About the 3% of Papers Denying AGW


Famously, some 97-98% of peer-reviewed climate science papers confirm the existence and impacts of Anthropogenic Global Warming (AGW). In at least three separate studies that arrive at that number. One of those studies involved review of almost 12,000 papers. By any measure, the overwhelming consensus among scientists is that the planet is warming dramatically and humankind is the cause.

But there is that 3%, that very small minority of peer-reviewed papers which dispute the existence of AGW. What about that?

A group of scientists at Texas Tech University1 examined 38 of those contrarian papers. After all, the essence of research is replicability; can other persons, following the same methodology, reproduce the results that the first researchers claim?

It turns out that, for several categories of reasons, in all 38 cases, they could not.

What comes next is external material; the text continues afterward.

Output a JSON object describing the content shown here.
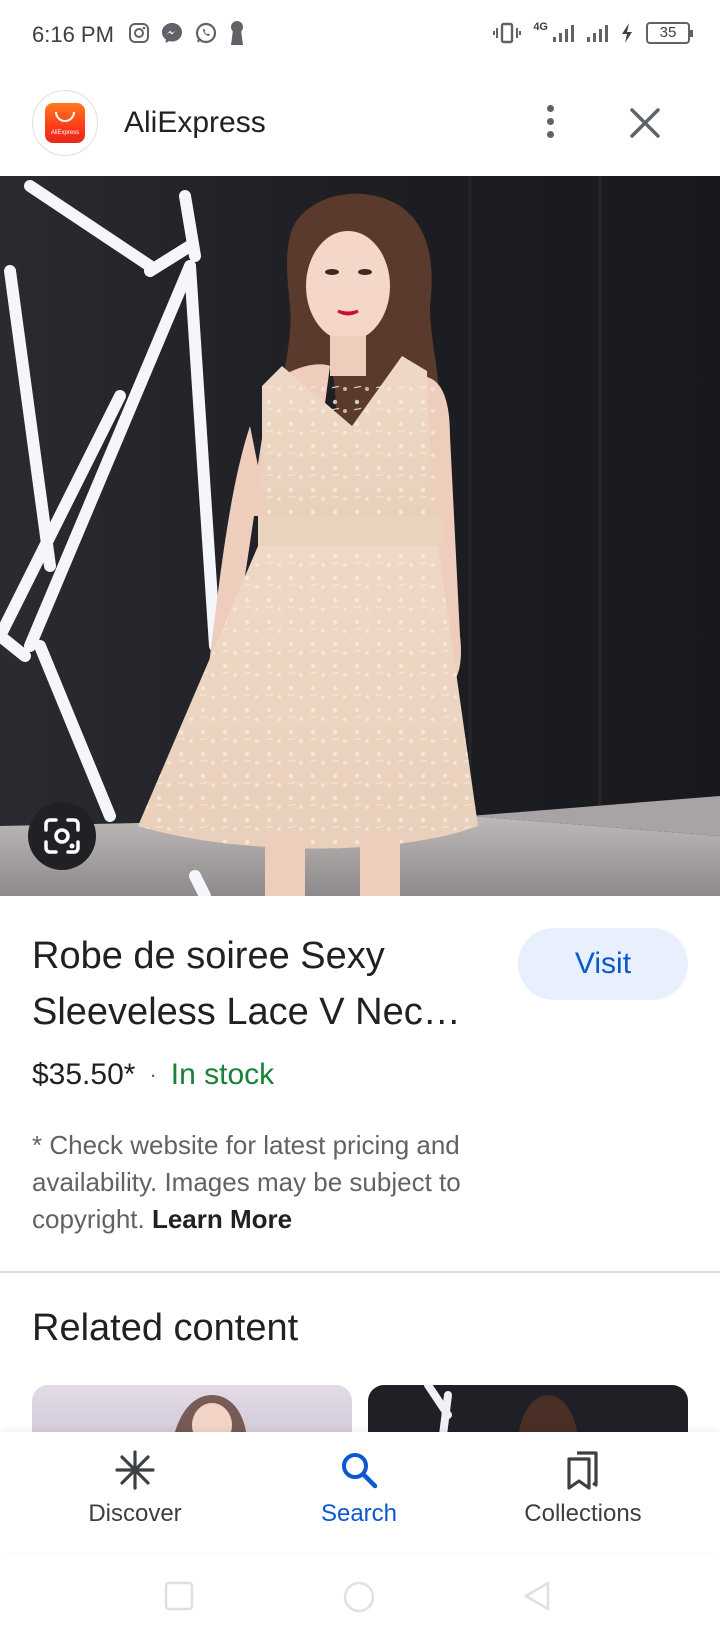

The Texas Tech review revealed a number and variety of methodological flaws, and a pattern of common mistakes emerged that was not visible when you looked at single isolated cases. The common denominators among those 38 studies included (1) missing contextual information; (2) ignoring information that does not fit the conclusions, be it other relevant work or related geophysical data; (3) shortcomings due to insufficient model evaluation, leading to results that are not universally valid but rather are an artifact of a particular experimental setup; (4) false dichotomies; (5) inappropriate statistical methods and (6) basing conclusions on misconceived or incomplete physics.

As one of the co-authors of the Texas Tech study posted on Facebook, “It’s real, it’s us, it’s serious.” By its very nature, science is never fully settled. Science requires that both mainstream and contrarian papers must be subject to sustained scrutiny.

The point is that when 38 of those 3% contrarian papers were subjected to that scrutiny, they failed. That’s how science works.

 


  1. Texas Tech, may WC note, is not exactly a hotbed of liberal, progressive thinking and research.